I find it funny when Laurie kept on referring to Wade as the 'Mirror Guy' when she clearly knows that Looking Glass is Wade's moniker in this twisted alternate reality. I dig it that yet another ode is made to Rorshach when Wade opened that can of baked beans and began eating from it with his mask still half rolled up.


Even when that revelation was made by the Oklahama Senator, Wade was rather unfazed by the lies he'd been fed all those years after the 1985 fiasco. Like so many others at this point, I would say that I can't see the real reason why Wade would frame Angela at the end of the episode other than him trying to be in the Senator's good books. 

Seems that Veidt has unleashed his power to turn the tide of things by not only orchestrating the so-called New York alien incident but also as the person responsible to put Robert Redford as President of the USA as he duly predicted 8 years earlier. I like how Lindelof seemed to build on the evils of Adrian Veidt. It makes him even more bad-a** and he's more than just a conspirator who brought world peace albeit a hoax more than 30 years ago.

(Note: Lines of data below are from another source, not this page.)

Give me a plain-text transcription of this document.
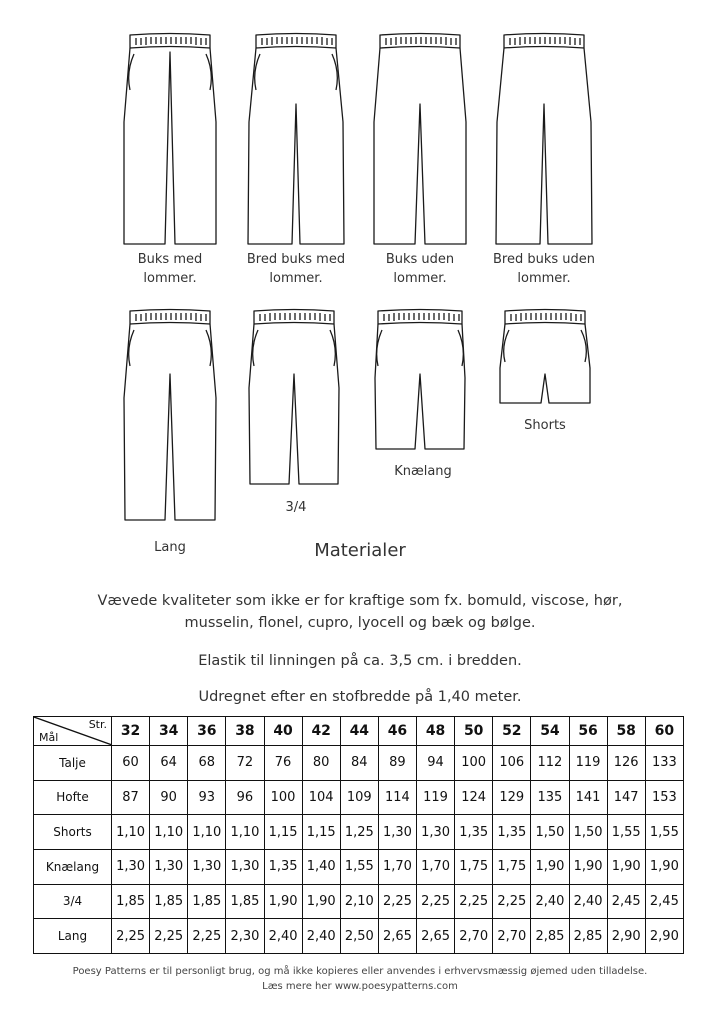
Buks med
lommer.
Bred buks med
lommer.
Buks uden
lommer.
Bred buks uden
lommer.
Lang
3/4
Knælang
Shorts
Materialer
Vævede kvaliteter som ikke er for kraftige som fx. bomuld, viscose, hør,
musselin, flonel, cupro, lyocell og bæk og bølge.
Elastik til linningen på ca. 3,5 cm. i bredden.
Udregnet efter en stofbredde på 1,40 meter.
Str.
Mål	32	34	36	38	40	42	44	46	48	50	52	54	56	58	60
Talje	60	64	68	72	76	80	84	89	94	100	106	112	119	126	133
Hofte	87	90	93	96	100	104	109	114	119	124	129	135	141	147	153
Shorts	1,10	1,10	1,10	1,10	1,15	1,15	1,25	1,30	1,30	1,35	1,35	1,50	1,50	1,55	1,55
Knælang	1,30	1,30	1,30	1,30	1,35	1,40	1,55	1,70	1,70	1,75	1,75	1,90	1,90	1,90	1,90
3/4	1,85	1,85	1,85	1,85	1,90	1,90	2,10	2,25	2,25	2,25	2,25	2,40	2,40	2,45	2,45
Lang	2,25	2,25	2,25	2,30	2,40	2,40	2,50	2,65	2,65	2,70	2,70	2,85	2,85	2,90	2,90
Poesy Patterns er til personligt brug, og må ikke kopieres eller anvendes i erhvervsmæssig øjemed uden tilladelse.
Læs mere her www.poesypatterns.com
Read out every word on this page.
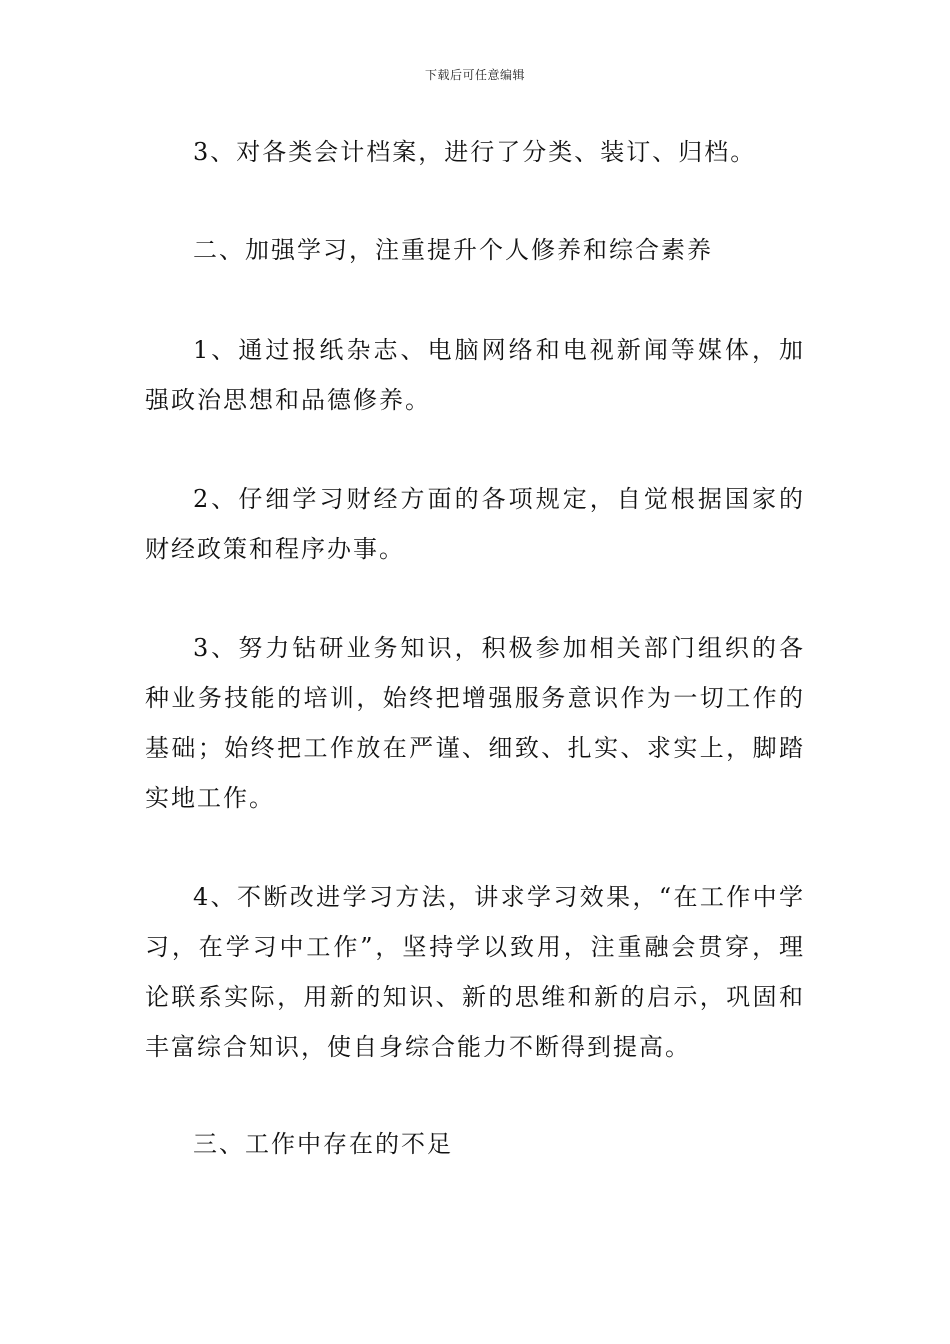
下载后可任意编辑

3、对各类会计档案，进行了分类、装订、归档。

二、加强学习，注重提升个人修养和综合素养

1、通过报纸杂志、电脑网络和电视新闻等媒体，加强政治思想和品德修养。

2、仔细学习财经方面的各项规定，自觉根据国家的财经政策和程序办事。

3、努力钻研业务知识，积极参加相关部门组织的各种业务技能的培训，始终把增强服务意识作为一切工作的基础；始终把工作放在严谨、细致、扎实、求实上，脚踏实地工作。

4、不断改进学习方法，讲求学习效果，“在工作中学习，在学习中工作”，坚持学以致用，注重融会贯穿，理论联系实际，用新的知识、新的思维和新的启示，巩固和丰富综合知识，使自身综合能力不断得到提高。

三、工作中存在的不足
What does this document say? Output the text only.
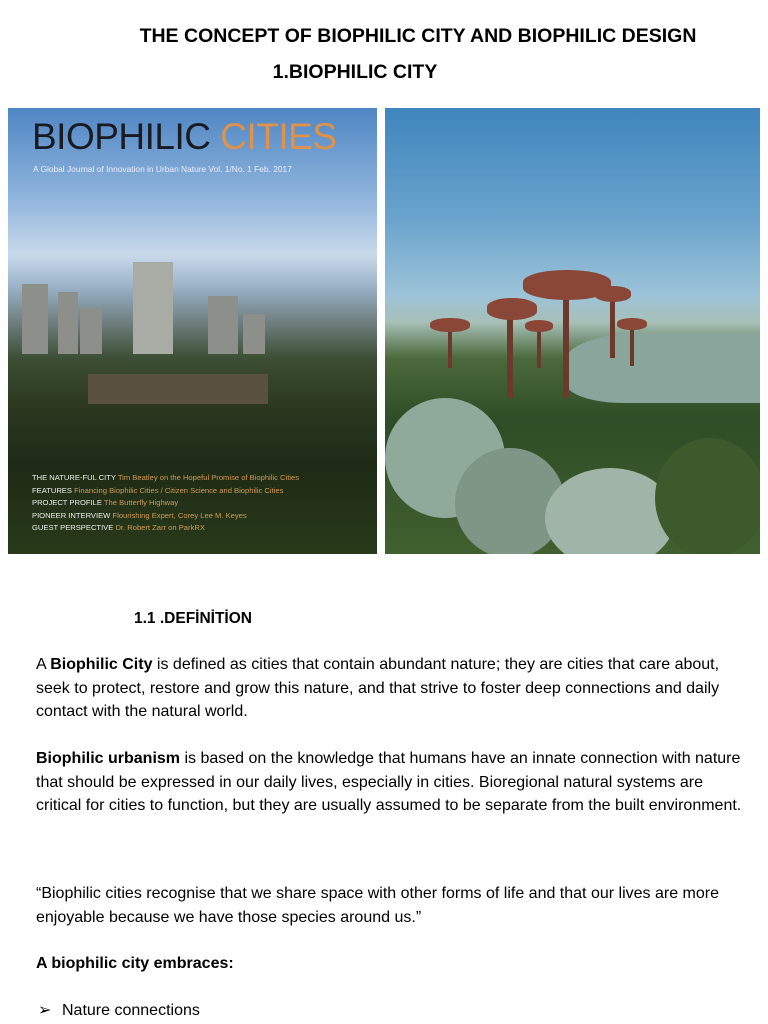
THE CONCEPT OF BIOPHILIC CITY AND BIOPHILIC DESIGN
1.BIOPHILIC CITY
BIOPHILIC CITIES
A Global Journal of Innovation in Urban Nature Vol. 1/No. 1 Feb. 2017
THE NATURE-FUL CITY Tim Beatley on the Hopeful Promise of Biophilic Cities
FEATURES Financing Biophilic Cities / Citizen Science and Biophilic Cities
PROJECT PROFILE The Butterfly Highway
PIONEER INTERVIEW Flourishing Expert, Corey Lee M. Keyes
GUEST PERSPECTIVE Dr. Robert Zarr on ParkRX
1.1 .DEFİNİTİON
A Biophilic City is defined as cities that contain abundant nature; they are cities that care about, seek to protect, restore and grow this nature, and that strive to foster deep connections and daily contact with the natural world.
Biophilic urbanism is based on the knowledge that humans have an innate connection with nature that should be expressed in our daily lives, especially in cities. Bioregional natural systems are critical for cities to function, but they are usually assumed to be separate from the built environment.
“Biophilic cities recognise that we share space with other forms of life and that our lives are more enjoyable because we have those species around us.”
A biophilic city embraces:
➢ Nature connections
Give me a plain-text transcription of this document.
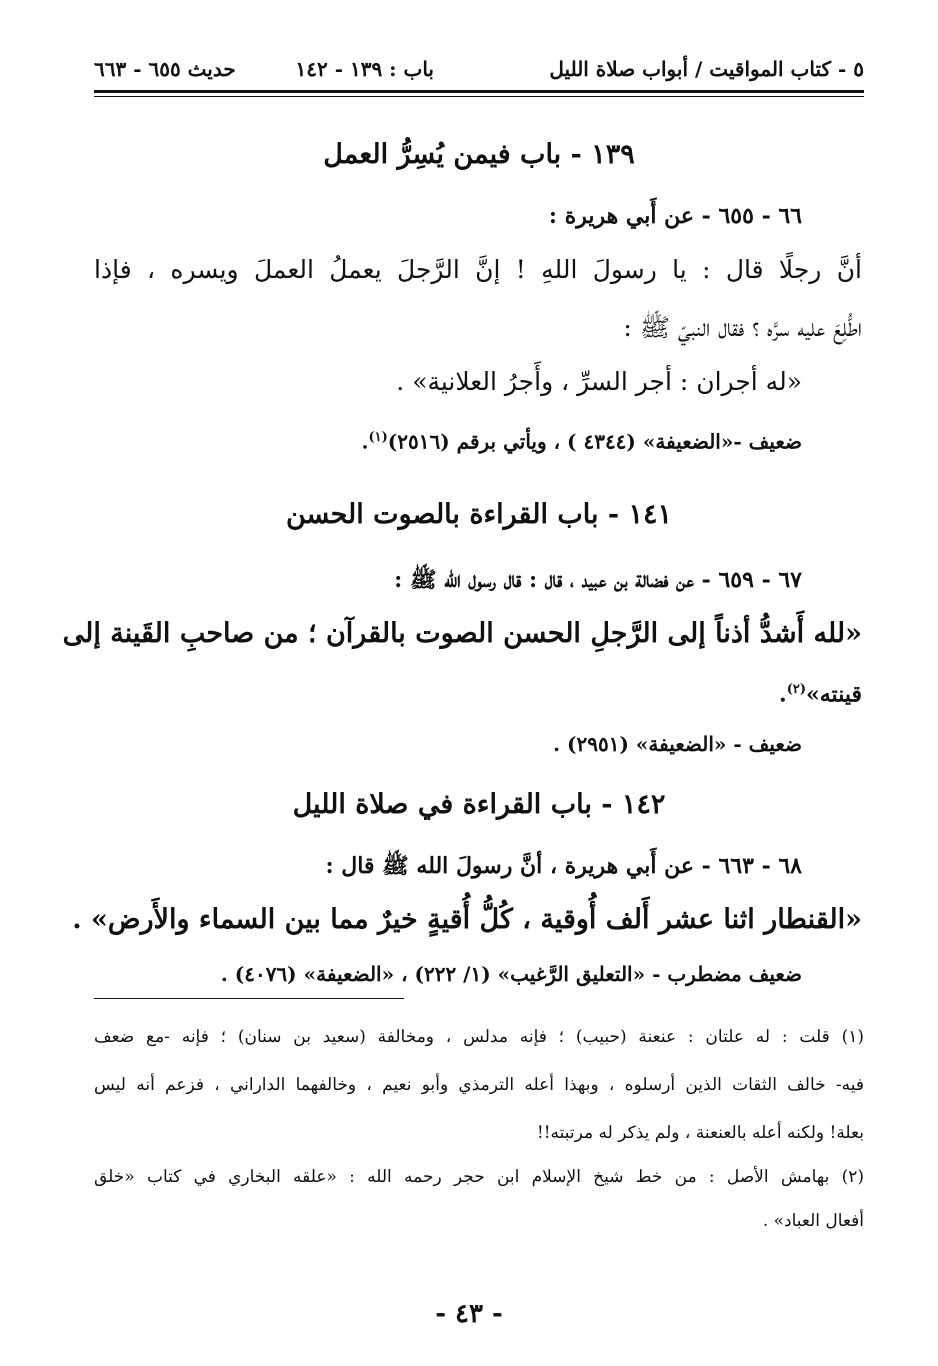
٥ - كتاب المواقيت / أبواب صلاة الليل
باب : ١٣٩ - ١٤٢
حديث ٦٥٥ - ٦٦٣
١٣٩ - باب فيمن يُسِرُّ العمل
٦٦ - ٦٥٥ - عن أَبي هريرة :
أنَّ رجلًا قال : يا رسولَ اللهِ ! إنَّ الرَّجلَ يعملُ العملَ ويسره ، فإذا
اطُّلِعَ عليه سرَّه ؟ فقال النبيّ ﷺ :
«له أجران : أجر السرِّ ، وأَجرُ العلانية» .
ضعيف -«الضعيفة» (٤٣٤٤ ) ، ويأتي برقم (٢٥١٦)$^{(١)}$.
١٤١ - باب القراءة بالصوت الحسن
٦٧ - ٦٥٩ - عن فضالة بن عبيد ، قال : قال رسول الله ﷺ :
«لله أَشدُّ أذناً إلى الرَّجلِ الحسن الصوت بالقرآن ؛ من صاحبِ القَينة إلى
قينته»$^{(٢)}$.
ضعيف - «الضعيفة» (٢٩٥١) .
١٤٢ - باب القراءة في صلاة الليل
٦٨ - ٦٦٣ - عن أَبي هريرة ، أنَّ رسولَ الله ﷺ قال :
«القنطار اثنا عشر أَلف أُوقية ، كُلُّ أُقيةٍ خيرٌ مما بين السماء والأَرض» .
ضعيف مضطرب - «التعليق الرَّغيب» (١/ ٢٢٢) ، «الضعيفة» (٤٠٧٦) .
(١) قلت : له علتان : عنعنة (حبيب) ؛ فإنه مدلس ، ومخالفة (سعيد بن سنان) ؛ فإنه -مع ضعف
فيه- خالف الثقات الذين أرسلوه ، وبهذا أعله الترمذي وأبو نعيم ، وخالفهما الداراني ، فزعم أنه ليس
بعلة! ولكنه أعله بالعنعنة ، ولم يذكر له مرتبته!!
(٢) بهامش الأصل : من خط شيخ الإسلام ابن حجر رحمه الله : «علقه البخاري في كتاب «خلق
أفعال العباد» .
- ٤٣ -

Which brings me to Adrian Veidt himself. We can now safely say that he's truly in space, although not exactly on Mars, but rather on a moon orbiting Mars (?).  Veidt's finally broken through to the other side in a manner that'll make even the likes of Jim Morrison proud. Once he reached the other side, he made a large sign that says 'Save Me D' using the dead bodies of the servants he disposed off in previous episodes. Cute. A satellite can then be seen to capture this image and assumingly Veidt hoped somebody on earth would eventually see the message and attempt to bring him back.

'Save Me D' could implicitly referring to Doc Manhattan himself or someother yet to be revealed character. What's more interesting is that the 'Groundskeeper' who pulled Veidt back into his 'cell' kept saying that they do not believe in their god anymore. I bet that's a direct reference to Dr Manhattan himself. Oh imagine the horror if Adrian Veidt does indeed gets taken back to earth...more 'extraterrestrial' plans in the work!  

This series gets more and more interesting with every episode. After Game of Thrones and Chernobyl this is exactly what I need from HBO. Bring on the next episode!